Actually I think Sproggy will be great.
There was this old Dreamcast game, that was a dungeon crawler / town builder that I loved. I don't remember too much about it, except there was a fat man in a bathtub that you had to get soap for. Anyway, it sounds vaguely similar to that but more strategic?
Maybe a little like Valley Without Wind? Not sure as I failed to pick it up on the last Humble Bundle.
Do I have the general idea there? I think people would consume something like this, a town building strategy sort of thing?
Or is it more of an environmental balancing puzzle game?
It's really targeted at the mobile playstyle, where you sit down at the end of the day, or in line for something, or in transit somewhere. I'm a big fan of the Kairosoft games, but they increasingly feel to me like the choices you make don't matter, They're very fun, but hollow. My goal was to produce a game in that vein, playable in short sessions, but with a real skill-based game underneath.
The basic story is that of a foreign people pulled into a little wilderness, who have to carve out civilization from the wilderness. Early on your actions, which seem innocuous, have some unexpected and profound consequences that ultimately drive the plot.

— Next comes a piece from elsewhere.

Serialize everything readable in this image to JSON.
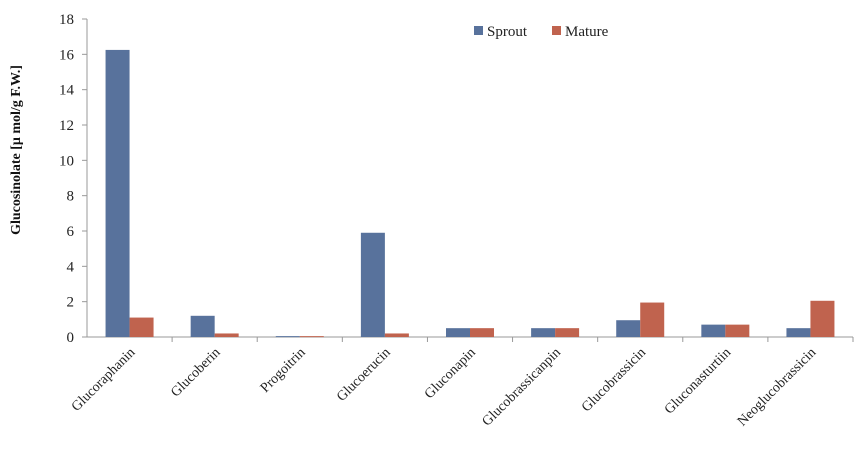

The basic gameplay is centered around relatively short (3-4 level) roguelike adventures that are tactically dense. It's not quite a puzzle-game, the dungeons are bigger than your screen, and you move around and bump attack minions a lot, but the mechanics very carefully pruned down from a traditional roguelike. Each class has 5 abilities and can choose a weapon, armor and accessory at the start of an adventure. Each class ability uses stamina, and you regenerate stamina by killing monsters. There's no passive health regeneration at all, though you can find environmental effects or consumable items that will restore your health. We really wanted to try to encourage the really fun parts of roguelikes, which are moving forward and exploring, finding stuff (good and bad), and pounding on groups monsters with some tactical decision making; and discourage the less fun parts, like training monsters backwards through dungeons and running 5 floors back to regenerate health in safety before killing one more monster, to rinse-repeat.
Each adventure is self contained. The adventurer you go in with has his abilities and equipment set at the start (unless you find consumables or other boosting status effects in the adventure), but you collect resources that you can use to build your town up, and find items and equipment that you can use on your future adventures. Building your town up unlocks additional classes and abilities for those classes. As you level up associated buildings, at first you unlock your class abilities, and later you choose from a tree of options that let you customize and specialize the play-style of a class. As you advance through the plot, more dungeons become available to you; there's eventually around a dozen or so dungeons, each with a different set of possible monsters and environmental hazards, and each with two difficulty levels. It's not quite as infinite and open-ended an experience as something like Caves of Qud; but it's the sort of game I'd personally want to have on my tablet and phone, but just doesn't really exist.
That said, I'd also like a big graphical version of Caves of Qud on my tablet or phone, but that just doesn't make sense for us in terms of scope (yet). This game is reasonable in scope, so that it's something we can actually finish (barely), and it's the sort of game we like to play, so after quite a bit of deliberation, it became our first real commercial project. We'll see how it goes!